Das «Marketing-Genie» Biver wäre nicht Biver, wenn er nicht jetzt schon erkennen würde, welch immenses Potenzial in der Online-Game-Sport-Welt steckt. Biver hat sich sein kindliches Gemüt bewahrt und ist deshalb immer leidenschaftlich neugierig geblieben. Das schärft die Sinne ungemein. Sich dem «man» unterzuordnen, also «man darf …, man sollte …, man müsste … oder das schickt sich nicht, wenn man so alt ist …» gibt es für den energetischen hochgezüchteten Manager nicht, er lebt seine Leidenschaft. Selber veranschaulicht er das mit mit Hilfe einer Metapher, die einen Jungen beschreibt, der vom Ferrari träumt. «Ein paar dieser Jungs erfüllen sich als Männer später diesen Wunsch. Ferrari und andere Luxusmarken leben davon, dass sie Träume erfüllen.» Sein eigener Traum war es, einmal einen Bauernhof zu besitzen und Käse herzustellen. Heute produziert er Käse gleichsam einer Luxusuhr: aus besten Rohstoffen und in Handarbeit. Die Milch dafür  kommt von Kühen, die auf 1400 m über Meer saftiges Gras fressen, und die nicht entrahmte Milch wird über einem Holzfeuer erhitzt. Die Bakterienkulturen für die Fermentation macht man selbst. Das mache den Unterschied, sagt Biver derart getrieben, dass man ihm alles abkaufen würde, wenn die Dinge, die er verkauft, nicht so (unge)heuer teuer wären.

Motoren für das Handgelenk

Handarbeit, Tradition und Präzision seien seine Leidenschaften, sagt Biver, der neben alten -Uhren auch alte Autos sammelt. Die Parallelen dabei sind offensichtlich: «Die erste Kupplung wurde von den Uhrmachern erfunden, um die Sekunde anzutreiben.» Eine Marke wie Ferrari baue Motoren für die Strasse, Uhrmacher bauten Motoren für das Handgelenk. Inzwischen hat die Informatik hüben wie drüben die -Mechanik als Primärtechnologie abgelöst. Biver bedauert das nicht. Er respektiere die Tradition, sei jedoch kein Nostalgiker. «Ich lebe nicht in einem Museum.»

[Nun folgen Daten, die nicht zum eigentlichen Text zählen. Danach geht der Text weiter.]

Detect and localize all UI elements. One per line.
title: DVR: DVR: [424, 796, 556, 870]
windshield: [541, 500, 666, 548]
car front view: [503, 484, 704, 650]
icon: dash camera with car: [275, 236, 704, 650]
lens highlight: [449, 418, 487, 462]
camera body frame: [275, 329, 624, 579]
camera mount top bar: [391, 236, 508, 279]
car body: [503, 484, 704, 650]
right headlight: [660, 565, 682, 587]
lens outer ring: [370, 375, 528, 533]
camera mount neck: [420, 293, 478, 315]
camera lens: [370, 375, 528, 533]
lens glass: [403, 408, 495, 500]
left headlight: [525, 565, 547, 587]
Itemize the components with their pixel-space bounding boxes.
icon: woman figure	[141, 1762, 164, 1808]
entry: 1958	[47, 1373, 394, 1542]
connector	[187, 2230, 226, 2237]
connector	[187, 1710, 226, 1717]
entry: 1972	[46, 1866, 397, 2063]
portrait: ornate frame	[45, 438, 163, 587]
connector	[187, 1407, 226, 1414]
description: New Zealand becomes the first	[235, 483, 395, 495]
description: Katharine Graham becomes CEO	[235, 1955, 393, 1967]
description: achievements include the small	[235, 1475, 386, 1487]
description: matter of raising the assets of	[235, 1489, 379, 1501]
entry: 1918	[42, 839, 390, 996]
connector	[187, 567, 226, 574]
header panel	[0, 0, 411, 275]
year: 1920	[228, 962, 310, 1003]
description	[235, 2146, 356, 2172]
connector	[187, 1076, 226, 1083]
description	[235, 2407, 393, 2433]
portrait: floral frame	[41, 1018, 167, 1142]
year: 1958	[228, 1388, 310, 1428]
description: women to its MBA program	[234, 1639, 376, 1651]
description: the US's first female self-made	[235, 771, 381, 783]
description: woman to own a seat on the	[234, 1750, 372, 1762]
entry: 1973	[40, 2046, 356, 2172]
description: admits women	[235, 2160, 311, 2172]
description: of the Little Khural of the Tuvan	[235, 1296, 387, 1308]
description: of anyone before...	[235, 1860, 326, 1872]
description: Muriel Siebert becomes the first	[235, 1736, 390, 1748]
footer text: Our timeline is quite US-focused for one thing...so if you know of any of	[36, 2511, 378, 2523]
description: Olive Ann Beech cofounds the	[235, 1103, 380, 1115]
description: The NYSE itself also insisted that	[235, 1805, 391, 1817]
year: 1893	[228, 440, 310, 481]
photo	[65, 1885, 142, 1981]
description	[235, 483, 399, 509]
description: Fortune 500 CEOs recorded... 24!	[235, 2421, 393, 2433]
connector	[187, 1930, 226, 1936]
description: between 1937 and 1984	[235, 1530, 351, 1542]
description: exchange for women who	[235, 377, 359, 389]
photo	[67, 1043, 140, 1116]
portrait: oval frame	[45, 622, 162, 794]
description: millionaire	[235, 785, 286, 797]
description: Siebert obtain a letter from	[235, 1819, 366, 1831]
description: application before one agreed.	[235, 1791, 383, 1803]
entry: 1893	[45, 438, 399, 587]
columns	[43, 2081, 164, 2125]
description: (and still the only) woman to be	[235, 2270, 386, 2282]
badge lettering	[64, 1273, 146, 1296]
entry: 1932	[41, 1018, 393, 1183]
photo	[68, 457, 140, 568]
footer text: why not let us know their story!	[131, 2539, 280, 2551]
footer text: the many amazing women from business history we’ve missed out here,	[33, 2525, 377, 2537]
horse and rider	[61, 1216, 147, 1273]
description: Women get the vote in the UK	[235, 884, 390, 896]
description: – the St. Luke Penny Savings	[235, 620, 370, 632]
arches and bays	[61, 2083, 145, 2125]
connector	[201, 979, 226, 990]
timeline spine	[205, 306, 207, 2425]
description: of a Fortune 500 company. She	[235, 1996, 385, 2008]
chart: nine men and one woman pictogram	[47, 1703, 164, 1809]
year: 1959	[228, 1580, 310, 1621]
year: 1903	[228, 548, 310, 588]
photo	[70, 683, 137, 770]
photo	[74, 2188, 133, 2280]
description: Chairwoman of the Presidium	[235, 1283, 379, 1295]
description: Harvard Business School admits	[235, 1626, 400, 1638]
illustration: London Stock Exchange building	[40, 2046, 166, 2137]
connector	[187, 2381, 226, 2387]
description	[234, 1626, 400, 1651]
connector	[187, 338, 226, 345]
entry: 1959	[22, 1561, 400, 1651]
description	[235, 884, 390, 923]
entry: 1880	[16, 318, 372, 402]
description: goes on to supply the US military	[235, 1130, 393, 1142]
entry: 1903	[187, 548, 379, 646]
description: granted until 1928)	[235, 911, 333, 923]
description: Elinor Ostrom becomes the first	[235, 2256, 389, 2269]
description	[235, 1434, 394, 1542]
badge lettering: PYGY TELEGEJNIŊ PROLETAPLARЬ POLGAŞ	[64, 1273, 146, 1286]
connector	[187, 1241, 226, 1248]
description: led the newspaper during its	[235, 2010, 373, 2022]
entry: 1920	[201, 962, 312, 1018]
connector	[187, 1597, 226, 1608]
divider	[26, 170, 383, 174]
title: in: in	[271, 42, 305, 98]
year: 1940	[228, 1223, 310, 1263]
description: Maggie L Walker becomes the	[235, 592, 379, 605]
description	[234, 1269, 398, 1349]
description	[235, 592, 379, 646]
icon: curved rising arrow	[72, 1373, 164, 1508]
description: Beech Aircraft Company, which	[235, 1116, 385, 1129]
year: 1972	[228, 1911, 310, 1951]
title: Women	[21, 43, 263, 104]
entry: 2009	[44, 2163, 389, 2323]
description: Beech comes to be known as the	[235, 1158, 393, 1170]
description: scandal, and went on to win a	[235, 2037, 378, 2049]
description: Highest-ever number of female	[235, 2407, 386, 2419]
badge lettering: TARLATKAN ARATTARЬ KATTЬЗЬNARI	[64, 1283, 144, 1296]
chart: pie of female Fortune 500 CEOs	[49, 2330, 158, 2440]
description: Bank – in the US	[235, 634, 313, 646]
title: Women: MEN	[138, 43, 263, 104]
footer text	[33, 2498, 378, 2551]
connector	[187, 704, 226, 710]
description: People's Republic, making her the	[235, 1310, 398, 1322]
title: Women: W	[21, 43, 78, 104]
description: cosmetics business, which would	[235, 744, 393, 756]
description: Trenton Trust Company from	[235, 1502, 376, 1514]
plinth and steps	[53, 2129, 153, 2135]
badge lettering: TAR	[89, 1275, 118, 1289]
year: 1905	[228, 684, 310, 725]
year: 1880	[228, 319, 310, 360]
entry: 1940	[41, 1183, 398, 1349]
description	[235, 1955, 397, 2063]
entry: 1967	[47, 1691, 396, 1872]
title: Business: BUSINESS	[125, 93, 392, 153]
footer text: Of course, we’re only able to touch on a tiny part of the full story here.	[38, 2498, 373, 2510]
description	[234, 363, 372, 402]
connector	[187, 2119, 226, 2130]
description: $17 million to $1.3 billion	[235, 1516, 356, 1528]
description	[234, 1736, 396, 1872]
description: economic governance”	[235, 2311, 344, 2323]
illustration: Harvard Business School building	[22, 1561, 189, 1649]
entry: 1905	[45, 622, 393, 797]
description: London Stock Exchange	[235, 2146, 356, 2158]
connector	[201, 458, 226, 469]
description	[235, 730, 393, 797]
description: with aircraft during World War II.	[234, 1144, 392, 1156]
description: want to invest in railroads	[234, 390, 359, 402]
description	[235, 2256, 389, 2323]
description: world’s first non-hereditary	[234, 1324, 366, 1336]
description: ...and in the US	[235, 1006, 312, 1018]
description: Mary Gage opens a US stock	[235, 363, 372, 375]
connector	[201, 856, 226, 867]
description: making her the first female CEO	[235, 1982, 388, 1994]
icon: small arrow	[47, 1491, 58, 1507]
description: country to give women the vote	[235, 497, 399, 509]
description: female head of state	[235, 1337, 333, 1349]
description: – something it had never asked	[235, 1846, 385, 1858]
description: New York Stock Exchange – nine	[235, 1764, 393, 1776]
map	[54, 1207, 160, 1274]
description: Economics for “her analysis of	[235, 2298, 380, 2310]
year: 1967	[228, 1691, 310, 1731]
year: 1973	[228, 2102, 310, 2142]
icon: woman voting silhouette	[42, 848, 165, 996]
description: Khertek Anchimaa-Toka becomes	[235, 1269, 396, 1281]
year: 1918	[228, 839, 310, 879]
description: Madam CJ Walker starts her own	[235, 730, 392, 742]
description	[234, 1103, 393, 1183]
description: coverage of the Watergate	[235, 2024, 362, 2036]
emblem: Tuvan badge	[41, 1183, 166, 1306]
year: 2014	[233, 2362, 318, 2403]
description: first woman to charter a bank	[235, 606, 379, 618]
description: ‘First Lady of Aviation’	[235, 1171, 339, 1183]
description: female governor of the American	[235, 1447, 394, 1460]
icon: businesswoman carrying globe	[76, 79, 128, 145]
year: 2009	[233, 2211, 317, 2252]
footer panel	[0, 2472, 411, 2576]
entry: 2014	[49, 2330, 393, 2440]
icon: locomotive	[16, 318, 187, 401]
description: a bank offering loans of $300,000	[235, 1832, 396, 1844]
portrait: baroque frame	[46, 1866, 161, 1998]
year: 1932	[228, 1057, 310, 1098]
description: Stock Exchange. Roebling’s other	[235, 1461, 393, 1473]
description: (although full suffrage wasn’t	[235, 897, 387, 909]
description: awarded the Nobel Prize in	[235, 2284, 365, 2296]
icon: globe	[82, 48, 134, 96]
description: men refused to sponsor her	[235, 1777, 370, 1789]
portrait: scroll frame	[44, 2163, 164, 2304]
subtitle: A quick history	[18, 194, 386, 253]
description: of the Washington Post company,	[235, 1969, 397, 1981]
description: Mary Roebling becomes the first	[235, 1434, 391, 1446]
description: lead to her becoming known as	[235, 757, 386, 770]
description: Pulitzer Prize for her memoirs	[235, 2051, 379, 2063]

Das Sammeln von klassischen Fahrzeugen wie dem Ferrari 275 GTB/4 von 1966 sieht Biver nicht als Widerspruch zu seinem Vertrauen in den Fortschritt. Auch ein Tesla begeistere ihn. Handwerk und Tradition könne man auch dann lieben, wenn einen die Möglichkeiten der Zukunft fasziniere. Zu seiner Autosammlung gehört darum auch gleich ein Garagen-betrieb: «Donati Biver DB12» in Vevey VD, der die Klassiker des Sammlers, der von sich sagt, null handwerkliche Fähigkeiten zu haben, pflegt.

Und wie ist er selbst als Autofahrer? Eher schnell mit gutem Antizipationsvermögen. Trotzdem lasse er sich gern chauffieren. Biver meint: So, wie die Uhr am Handgelenk etwas über ihren Träger verrate, so könne man auch an der Art, wie jemand Auto fahre, Rückschlüsse auf den Charakter ziehen. Dazu das: Er habe einmal eine Frau, die sich bei ihm für das Marketing von Omega beworben habe, gebeten, ihn am Flughafen abzuholen. Zusammen seien sie auf einem vierspurigen Highway unterwegs gewesen, als er bemerkt habe, dass sie in die falsche Richtung führen. Als er das der Frau gesagt habe, habe diese langsam von ganz rechts nach ganz links gewechselt und als auf den gegenüberliegenden fünf Spuren kein Auto gekommen sei, habe sie einen U-Turn gemacht. Worauf Biver sagte: «Wir müssen nicht mehr ins Büro, sie haben den Job.» Wieso? Erstens habe die Frau Mut und Selbstvertrauen und keine Angst vor ihm bewiesen. Zweitens habe die Frau einen Fehler sofort korrigiert und drittens habe sie zwar eine Regel gebrochen, eine aber, die nur im Notfall wichtig sei. Dabei  sei sie vorsichtig geblieben. Das ist dynamisch.